The BBC has left some significant Quaternary and Recent megafaunal extinctions out, in such places as Madagascar, Australia (eg diprotodon, megalania), New Zealand (eg the moa), and other places, so I hope they will visit these places in another series!
on June 11, 2003
With the enormous success of "Walking with Dinosaurs", it was only natural that Framestore and the BBC would follow-up that series with the age after the dinosaurs. "Walking with Prehistoric Beasts" is that series. In fact, this is the series that Executive Producer Tim Haines wanted to do, even more than "Walking with Dinosaurs".
My first experience with this series was in London with the episode "Whale Killer". I knew then that this was something I wanted to see when it came across the "pond", and it was something I wanted to buy. It was a little disappointing that Stockard Channing, not Avery Brooks, narrated the Discovery Channel version, but she does a fair job. However, one would be better off buying the video version than taping the series off Discovery.
The video version is the original version that aired in the UK, with Kenneth Branagh's original narration. As with "Walking with Dinosaurs", Branagh's narration is greatly superior to Channing or Brooks', though one has to remember that Branagh isn't working with a script written for a version that is chopped up to accomidate the slighty stricter US censors and commercial time. And the video has the *complete*, uncut episodes from the original BBC airing. The animation continues from "Dinosaurs" and appears just as realistic, despite the added difficulty of rendering fur and feathers!
Although this is a excellent series, there are certain flaws that prevent the series from getting five stars. The animatronics continue to be, IMHO, of a lesser quality than the animation; they still look like rubber puppets. This is perhaps at it's most glaring in the fourth episode, with the early humans. The humans in that episode, despite more than adequate animation, just don't "feel" real, either animated or animatrionic. In fact, in my opinion, the primates featured in this series look more like animated characters than real animals. Only the Neanderthal and Cro-Magnon humans have any semblance of realism, and only because they are portrayed by actors.

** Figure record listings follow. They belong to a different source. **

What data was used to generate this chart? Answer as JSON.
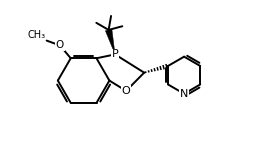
{
  "background": "#ffffff",
  "line_color": "#000000",
  "lw": 1.4,
  "fs": 7.5,
  "figsize": [
    2.6,
    1.56
  ],
  "dpi": 100,
  "xlim": [
    0.0,
    10.0
  ],
  "ylim": [
    0.0,
    6.0
  ]
}
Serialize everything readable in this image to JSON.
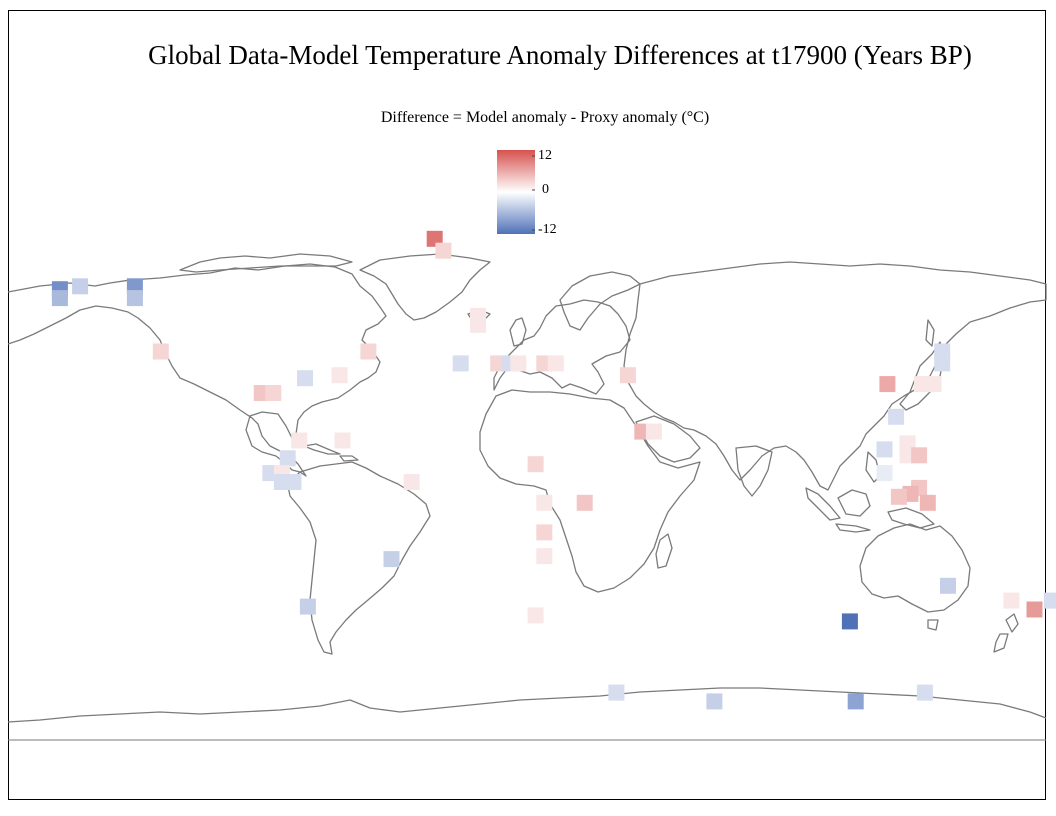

The extras featured in the DVD make this series even more worthwhile. Included on the second disc are the two "Making of..." hour-long episodes. Also on the disc are interviews with the creators of the series, stats on the animals featured in the series, and various images of the animals.
All in all, "Walking with Prehistoric Beasts" is an excellent follow-up to "Dinosaurs", despite the technical flaws. Once again, Tim Haines proves why Framestore is to televison what Industrial Light and Magic is to movies. I hope that Haines and company will follow up this series with episodes of the animals from *before* the age of dinosaurs, though, from the previews I've seen, I hold no hope for "Walking with Cavemen"!